Bad Mergentheim (; Mergentheim until 1926; East Franconian: Märchedol) is a town in the Main-Tauber-Kreis district in the German state of Baden-Württemberg. It has a population of around 23,000. An officially recognized spa town since 1926, Bad Mergentheim is also known as the headquarters of the Teutonic Order from 1526 until 1809.

History

the text in this section is copied from an article in Wikipedia

Mergentheim is mentioned in chronicles as early as 1058, as the residence of the family of the counts of Hohenlohe. The brothers Andreas, Heinrich and Friedrich von Hohenlohe joined the Deutscher Orden (Teutonic Order) in 1219 and gave their two castles near Mergentheim to the order. One was abandoned, the other became the seat of the local Komtur (commander) of the order.

Following the order's conquest of East Prussia and part of Livland in the 1230s, in 1309 the Grand Master of the order moved to the Marienburg. In 1340 Mergentheim was awarded town privileges. It rapidly became the most important of the eleven commanderies of the Teutonic Order. The Deutschmeister, highest ranking member inside the Holy Roman Empire (to which Prussia did not belong) moved his seat to Mergentheim in 1525 after his castle at Hornberg/Neckar had been destroyed by peasants. That same year, Grand Master Albrecht von Zollern-Brandenburg resigned his position, left the order, introduced Reformation, married and – supported by his liege lord the King of Poland – turned the order's eastern territories into a temporal duchy. The rulers of the order in Germany, now styling themselves Hoch- und Deutschmeister, then made Mergentheim the order's new headquarters and expanded the castle into a palatial residence.

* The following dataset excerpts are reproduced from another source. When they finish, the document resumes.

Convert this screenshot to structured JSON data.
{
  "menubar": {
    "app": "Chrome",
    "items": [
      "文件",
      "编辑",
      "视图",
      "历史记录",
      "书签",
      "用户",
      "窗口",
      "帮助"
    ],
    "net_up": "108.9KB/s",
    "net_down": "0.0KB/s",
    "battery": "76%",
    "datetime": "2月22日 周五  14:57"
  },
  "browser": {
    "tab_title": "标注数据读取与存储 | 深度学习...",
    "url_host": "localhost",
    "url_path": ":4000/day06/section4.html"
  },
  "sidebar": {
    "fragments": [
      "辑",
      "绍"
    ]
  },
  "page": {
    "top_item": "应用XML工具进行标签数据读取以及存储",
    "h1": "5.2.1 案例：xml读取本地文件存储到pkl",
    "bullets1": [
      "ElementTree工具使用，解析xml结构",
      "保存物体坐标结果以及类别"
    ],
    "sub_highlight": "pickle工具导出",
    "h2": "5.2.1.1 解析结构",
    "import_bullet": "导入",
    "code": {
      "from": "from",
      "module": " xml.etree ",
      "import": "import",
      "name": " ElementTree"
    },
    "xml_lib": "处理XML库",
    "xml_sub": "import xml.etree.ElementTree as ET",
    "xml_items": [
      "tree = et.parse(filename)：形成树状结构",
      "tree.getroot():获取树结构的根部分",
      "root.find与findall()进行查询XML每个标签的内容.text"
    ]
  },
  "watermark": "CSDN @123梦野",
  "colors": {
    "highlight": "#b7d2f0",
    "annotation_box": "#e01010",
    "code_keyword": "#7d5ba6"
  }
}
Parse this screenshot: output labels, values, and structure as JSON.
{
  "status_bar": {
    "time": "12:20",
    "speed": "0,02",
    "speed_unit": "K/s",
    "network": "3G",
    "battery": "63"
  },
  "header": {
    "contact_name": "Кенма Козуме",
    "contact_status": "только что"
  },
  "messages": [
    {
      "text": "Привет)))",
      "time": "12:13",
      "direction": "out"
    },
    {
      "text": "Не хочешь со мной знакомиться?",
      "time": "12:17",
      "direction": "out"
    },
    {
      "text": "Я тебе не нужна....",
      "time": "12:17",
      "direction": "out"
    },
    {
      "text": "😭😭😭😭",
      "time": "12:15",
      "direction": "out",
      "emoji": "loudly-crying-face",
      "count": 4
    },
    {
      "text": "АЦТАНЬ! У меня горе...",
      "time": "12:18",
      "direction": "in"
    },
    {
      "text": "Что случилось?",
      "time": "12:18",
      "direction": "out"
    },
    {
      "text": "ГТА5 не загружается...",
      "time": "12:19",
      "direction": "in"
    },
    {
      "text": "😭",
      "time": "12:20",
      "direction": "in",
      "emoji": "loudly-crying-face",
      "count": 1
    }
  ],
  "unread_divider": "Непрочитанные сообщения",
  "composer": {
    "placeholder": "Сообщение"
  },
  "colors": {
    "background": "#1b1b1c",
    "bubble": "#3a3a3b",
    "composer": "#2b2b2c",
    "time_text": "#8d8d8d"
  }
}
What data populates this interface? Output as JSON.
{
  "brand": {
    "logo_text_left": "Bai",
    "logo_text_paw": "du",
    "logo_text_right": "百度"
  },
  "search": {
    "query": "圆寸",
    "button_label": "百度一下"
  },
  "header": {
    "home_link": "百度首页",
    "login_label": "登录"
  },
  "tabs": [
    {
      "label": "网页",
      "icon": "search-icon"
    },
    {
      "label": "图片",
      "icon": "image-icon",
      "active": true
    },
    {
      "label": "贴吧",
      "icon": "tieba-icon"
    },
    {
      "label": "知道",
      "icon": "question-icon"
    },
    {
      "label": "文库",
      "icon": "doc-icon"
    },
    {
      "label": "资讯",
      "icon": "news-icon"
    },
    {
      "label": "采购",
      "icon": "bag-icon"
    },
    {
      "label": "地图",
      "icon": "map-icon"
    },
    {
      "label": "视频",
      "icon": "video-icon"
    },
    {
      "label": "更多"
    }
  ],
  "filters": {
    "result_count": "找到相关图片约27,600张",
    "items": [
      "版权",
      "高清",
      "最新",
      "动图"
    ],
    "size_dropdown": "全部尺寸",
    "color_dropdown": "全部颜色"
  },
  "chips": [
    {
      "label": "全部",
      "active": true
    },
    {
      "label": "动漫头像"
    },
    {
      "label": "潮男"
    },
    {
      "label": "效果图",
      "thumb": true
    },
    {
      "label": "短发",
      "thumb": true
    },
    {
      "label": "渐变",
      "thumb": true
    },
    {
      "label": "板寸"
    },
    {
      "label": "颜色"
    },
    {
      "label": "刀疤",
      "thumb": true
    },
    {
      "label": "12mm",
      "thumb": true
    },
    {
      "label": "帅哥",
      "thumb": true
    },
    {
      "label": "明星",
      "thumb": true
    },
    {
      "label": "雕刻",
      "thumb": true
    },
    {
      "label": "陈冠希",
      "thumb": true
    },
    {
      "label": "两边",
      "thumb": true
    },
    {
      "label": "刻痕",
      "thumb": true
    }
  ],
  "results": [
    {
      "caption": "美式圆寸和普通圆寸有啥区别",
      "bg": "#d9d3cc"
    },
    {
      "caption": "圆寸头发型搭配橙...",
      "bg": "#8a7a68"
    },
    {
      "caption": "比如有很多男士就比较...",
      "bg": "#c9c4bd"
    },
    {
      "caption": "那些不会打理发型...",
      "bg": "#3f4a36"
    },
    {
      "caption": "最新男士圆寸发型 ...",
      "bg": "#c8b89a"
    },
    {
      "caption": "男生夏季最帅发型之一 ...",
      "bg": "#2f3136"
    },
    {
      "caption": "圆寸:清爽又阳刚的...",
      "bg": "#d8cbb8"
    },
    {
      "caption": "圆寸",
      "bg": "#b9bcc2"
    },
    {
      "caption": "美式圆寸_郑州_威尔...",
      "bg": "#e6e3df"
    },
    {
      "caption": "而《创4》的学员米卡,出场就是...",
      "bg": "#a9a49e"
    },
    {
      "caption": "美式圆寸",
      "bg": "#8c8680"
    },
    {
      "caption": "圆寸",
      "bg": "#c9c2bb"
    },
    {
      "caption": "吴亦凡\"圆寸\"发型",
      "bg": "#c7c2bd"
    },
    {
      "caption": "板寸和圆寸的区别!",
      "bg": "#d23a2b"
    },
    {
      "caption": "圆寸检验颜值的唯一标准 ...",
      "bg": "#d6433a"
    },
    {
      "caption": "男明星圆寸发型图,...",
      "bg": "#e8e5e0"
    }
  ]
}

Over the next centuries, the town served as the centre of the order's southern German territories much like the residence town of any ruling prince. Some grand masters, like Archduke Leopold Wilhelm of Austria (1614-62), who in his 21 years in that role never once set foot in the town, were hardly ever present. Others, like Maximilian Franz (1756-1801), a son of Maria Theresa, loved the place. For the order's general chapter in 1791 he brought the orchestra of the Archbishopric of Cologne, including one Ludwig van Beethoven on viola. Mergentheim retained this role until the dissolution of the order in the countries of the Rheinbund in 1809 by Napoleon.

Mergentheim's fortunes declined after that but were reversed in 1826, when a shepherd by the name of Franz Gehring discovered rich mineral springs in the surrounding area, during the time when spas were expanding in Germany at a rapid pace. The water turned out to be the strongest sodium-sulfate water in Europe, reportedly effective for the treatment of digestive disorders.

In the 1970s during the Gemeindereform (administrative reform) several neighbouring villages were incorporated into the municipality.